It is a wonder that he did not exterminate the town. Mere ruthlessness, however, would not seem a part of his disposition. In this matter of the cooper there cannot be much question that the final responsibility must fall upon the captain, whose failure to keep order among his men made their acts of provocation possible.

With these two incidents of the gunner and the cooper to lend action to his sojourn, Kidd lay about Malabar until November, 1697, was advanced. He then pulled up his anchor and breezed out to the Arabian Sea seeking what or whom he might devour. The lot fell on a Moorish ship, out from Surat, under the command of a Dutch skipper.

On sighting her, Kidd went to the flag locker where he had a bundle of symbolic aliases and picked out the flag of France, and flung it brightly from his topmast. The Moor was wallowing along without any insignia of nationality, but before very long, the Adventure’s men saw her shake out the French flag. Whereupon everybody laughed in deep chests and kept smoothly to the pursuit.

After some hours of comfortable sailing the Adventure pulled alongside the Moor, and confronting her with a row of gleaming cannon bade her stop. No doubt the agitated Dutchman in command supposed that he had been intercepted by a French ship of war, and so, stowing certain ship’s papers, doubtless prepared for just such earnest moments, in his pocket he obeyed Kidd’s hoarse bellow to come aboard.
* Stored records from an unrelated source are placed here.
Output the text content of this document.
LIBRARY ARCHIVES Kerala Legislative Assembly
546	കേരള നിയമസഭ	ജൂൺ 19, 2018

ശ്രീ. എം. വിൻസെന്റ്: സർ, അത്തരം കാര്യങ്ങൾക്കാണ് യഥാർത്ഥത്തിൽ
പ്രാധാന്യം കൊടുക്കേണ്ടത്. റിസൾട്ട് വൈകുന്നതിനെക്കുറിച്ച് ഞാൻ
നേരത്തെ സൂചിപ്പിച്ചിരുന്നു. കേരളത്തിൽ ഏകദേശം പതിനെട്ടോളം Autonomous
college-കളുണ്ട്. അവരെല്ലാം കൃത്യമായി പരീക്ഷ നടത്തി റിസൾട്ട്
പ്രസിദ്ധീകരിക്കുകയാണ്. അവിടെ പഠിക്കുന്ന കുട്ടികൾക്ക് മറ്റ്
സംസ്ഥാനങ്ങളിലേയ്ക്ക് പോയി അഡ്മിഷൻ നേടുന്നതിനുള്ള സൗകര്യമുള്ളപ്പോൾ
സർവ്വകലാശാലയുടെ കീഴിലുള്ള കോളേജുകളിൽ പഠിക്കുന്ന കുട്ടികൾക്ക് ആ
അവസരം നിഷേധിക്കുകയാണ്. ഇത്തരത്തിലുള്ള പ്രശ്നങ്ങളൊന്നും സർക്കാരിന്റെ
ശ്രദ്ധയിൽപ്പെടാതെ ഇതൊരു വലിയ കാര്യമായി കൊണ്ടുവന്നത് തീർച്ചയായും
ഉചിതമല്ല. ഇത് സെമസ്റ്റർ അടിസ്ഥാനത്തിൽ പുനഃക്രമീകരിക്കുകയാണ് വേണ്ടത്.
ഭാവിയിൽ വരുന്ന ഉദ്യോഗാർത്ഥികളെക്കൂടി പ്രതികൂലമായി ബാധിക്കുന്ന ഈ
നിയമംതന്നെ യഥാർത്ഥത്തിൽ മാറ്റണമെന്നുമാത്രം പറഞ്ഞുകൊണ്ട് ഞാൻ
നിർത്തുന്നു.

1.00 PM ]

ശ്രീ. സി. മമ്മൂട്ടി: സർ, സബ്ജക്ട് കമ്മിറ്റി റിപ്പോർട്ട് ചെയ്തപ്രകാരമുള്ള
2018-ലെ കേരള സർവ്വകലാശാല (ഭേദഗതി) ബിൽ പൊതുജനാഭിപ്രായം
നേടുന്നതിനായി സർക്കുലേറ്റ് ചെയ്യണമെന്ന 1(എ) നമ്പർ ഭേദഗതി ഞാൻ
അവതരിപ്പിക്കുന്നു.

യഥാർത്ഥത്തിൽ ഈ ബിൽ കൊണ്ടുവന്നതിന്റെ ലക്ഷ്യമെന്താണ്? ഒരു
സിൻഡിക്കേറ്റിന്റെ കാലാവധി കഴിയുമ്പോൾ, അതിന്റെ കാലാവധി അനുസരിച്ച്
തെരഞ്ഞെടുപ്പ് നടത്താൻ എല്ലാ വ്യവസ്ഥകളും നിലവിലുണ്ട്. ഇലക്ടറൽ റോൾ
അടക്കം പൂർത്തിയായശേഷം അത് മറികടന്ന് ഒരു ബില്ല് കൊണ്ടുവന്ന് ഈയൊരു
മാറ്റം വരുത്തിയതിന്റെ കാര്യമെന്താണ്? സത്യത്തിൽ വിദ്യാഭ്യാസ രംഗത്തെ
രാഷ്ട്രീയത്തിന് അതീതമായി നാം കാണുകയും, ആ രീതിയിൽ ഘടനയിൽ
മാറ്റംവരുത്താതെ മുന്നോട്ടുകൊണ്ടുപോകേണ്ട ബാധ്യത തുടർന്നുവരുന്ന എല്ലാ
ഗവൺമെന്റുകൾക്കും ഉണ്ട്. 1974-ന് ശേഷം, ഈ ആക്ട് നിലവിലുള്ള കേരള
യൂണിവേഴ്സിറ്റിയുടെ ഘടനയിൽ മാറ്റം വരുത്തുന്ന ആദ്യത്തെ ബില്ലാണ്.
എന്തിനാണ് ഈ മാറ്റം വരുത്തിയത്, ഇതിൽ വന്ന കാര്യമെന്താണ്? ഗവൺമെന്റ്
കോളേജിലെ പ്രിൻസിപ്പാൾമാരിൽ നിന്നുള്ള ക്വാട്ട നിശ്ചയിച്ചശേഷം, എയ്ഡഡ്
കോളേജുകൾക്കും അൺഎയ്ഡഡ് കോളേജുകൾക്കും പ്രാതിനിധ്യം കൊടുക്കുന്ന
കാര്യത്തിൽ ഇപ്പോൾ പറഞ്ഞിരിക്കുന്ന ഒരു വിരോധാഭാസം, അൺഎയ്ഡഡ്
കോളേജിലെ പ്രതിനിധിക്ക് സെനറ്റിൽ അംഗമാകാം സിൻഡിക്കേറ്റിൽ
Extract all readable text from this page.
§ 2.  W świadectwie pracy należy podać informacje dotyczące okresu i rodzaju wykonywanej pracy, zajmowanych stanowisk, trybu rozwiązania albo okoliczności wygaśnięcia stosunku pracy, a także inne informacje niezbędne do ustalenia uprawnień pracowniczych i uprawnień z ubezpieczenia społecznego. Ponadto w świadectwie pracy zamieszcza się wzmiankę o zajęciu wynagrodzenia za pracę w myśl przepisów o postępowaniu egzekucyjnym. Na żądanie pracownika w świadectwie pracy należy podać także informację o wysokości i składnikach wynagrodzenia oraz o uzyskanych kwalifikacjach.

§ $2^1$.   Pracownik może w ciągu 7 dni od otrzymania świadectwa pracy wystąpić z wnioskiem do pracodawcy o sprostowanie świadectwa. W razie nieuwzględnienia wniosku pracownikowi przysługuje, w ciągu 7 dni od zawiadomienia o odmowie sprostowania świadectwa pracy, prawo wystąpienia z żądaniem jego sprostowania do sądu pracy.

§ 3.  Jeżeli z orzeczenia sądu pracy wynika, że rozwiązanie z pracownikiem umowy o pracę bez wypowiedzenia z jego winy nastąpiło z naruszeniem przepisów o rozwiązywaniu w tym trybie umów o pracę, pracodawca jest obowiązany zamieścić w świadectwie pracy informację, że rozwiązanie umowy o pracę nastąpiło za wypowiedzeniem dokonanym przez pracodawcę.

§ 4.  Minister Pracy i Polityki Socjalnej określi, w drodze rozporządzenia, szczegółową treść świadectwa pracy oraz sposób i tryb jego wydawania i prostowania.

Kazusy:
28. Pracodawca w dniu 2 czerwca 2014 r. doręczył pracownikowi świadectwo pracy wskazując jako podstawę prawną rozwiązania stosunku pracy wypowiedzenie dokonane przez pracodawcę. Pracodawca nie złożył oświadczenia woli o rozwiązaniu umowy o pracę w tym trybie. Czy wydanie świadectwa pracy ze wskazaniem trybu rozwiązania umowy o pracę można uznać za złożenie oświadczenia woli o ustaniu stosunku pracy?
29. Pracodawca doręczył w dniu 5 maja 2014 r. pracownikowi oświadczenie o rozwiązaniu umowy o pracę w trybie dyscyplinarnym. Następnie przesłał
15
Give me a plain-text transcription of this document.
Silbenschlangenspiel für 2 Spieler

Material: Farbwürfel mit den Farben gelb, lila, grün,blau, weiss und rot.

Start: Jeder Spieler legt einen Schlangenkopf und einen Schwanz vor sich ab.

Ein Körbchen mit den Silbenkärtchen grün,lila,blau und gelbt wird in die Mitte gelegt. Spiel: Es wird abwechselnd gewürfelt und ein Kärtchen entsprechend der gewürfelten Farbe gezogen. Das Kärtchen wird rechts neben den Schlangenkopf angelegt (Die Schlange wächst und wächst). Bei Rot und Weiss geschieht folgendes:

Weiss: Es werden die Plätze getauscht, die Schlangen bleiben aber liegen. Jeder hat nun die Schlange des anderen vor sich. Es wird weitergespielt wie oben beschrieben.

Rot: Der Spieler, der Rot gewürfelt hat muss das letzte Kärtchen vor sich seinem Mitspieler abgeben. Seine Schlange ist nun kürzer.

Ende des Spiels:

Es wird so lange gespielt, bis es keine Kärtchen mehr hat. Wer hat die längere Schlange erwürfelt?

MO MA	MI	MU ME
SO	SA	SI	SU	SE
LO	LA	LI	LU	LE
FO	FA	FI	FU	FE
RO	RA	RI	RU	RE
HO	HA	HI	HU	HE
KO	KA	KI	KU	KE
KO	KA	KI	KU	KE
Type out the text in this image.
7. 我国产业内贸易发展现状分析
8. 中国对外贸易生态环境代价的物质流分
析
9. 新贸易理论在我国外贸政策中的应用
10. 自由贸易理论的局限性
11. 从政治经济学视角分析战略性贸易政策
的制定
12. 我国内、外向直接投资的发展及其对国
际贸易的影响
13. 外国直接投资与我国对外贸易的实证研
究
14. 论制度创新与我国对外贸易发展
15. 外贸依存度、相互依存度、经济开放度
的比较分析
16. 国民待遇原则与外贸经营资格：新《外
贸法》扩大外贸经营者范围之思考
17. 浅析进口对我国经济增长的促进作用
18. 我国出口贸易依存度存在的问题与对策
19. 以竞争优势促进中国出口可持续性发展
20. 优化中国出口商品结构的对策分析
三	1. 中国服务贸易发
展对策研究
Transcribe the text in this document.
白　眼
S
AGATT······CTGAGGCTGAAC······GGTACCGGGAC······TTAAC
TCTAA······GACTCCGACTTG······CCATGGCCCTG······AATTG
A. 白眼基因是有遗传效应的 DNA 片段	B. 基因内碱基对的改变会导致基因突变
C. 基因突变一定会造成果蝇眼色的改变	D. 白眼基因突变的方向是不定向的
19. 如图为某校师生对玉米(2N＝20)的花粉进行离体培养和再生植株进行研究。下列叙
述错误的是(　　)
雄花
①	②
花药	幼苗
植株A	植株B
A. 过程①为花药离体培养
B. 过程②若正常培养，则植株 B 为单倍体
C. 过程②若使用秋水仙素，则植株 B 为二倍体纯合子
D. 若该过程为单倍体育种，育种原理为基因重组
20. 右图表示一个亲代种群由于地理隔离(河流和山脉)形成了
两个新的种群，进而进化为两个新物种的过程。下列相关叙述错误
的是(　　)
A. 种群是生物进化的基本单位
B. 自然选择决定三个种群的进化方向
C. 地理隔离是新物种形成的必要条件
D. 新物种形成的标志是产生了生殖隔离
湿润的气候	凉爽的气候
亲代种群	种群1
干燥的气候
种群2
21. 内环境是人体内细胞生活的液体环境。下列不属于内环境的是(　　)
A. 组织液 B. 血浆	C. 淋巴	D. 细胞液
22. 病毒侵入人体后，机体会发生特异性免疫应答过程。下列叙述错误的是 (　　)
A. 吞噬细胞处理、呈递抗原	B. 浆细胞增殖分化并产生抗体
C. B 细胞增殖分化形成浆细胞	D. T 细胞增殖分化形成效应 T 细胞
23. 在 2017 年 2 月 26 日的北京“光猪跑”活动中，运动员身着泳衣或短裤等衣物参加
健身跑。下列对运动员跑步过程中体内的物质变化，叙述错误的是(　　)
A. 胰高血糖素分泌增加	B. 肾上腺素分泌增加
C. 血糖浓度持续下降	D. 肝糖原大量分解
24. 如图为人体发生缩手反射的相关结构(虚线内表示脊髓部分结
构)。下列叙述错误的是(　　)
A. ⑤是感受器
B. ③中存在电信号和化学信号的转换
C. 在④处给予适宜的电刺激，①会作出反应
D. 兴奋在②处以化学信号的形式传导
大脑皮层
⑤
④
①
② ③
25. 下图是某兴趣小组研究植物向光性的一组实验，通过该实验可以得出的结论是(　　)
While his boat was coming over to the Adventure, Kidd was arranging a reception for him of an artful kind.

He called one of the crew, a Frenchman, aft and bade him represent himself to be the captain of the Adventure in the pending interview with the Dutchman. Just why would soon be shown.

Over the side came the Dutch skipper with a puffed, perturbed face. The Frenchman met him and demanded his papers. With something of relief the skipper must have pulled out the French passes, or clearance papers, he had taken the precaution to bring on the voyage with him. He was relieved because he found himself on an undoubted French ship and happily with French shipping papers; he felt among friends.

No sooner was the French pass spread out than Kidd, standing close by, toying with the handle of his cutlass, roared out in frightening English:

“Ah ha, I have catched you, have I. You are a free prize to England.”

This action shows that Kidd was not ready to avow himself a pirate. As such, there would have been no need for the subterfuge of French colors and a French captain; he had force enough to accomplish his intent as it was. The truth of the thing most likely was that Kidd coolly calculated that he could take ships under color of being Frenchmen, or some other excuse, and that even the despoiled vessels would not necessarily know his real status. He seems always to have had an eye to an early return to his accustomed social position. This, if anything, distinguishes Kidd from the typical pirate and so far denies the traditional picture of fiction.

Out of this small Moorish ship the haul was meager. Two horses, some quilts and odds and ends of cargo. He kept the ship with him until his next trip to Madagascar; probably, according to his custom, putting the officers ashore at Malabar, and recruiting his forces with any of the captives who wished to go along with him.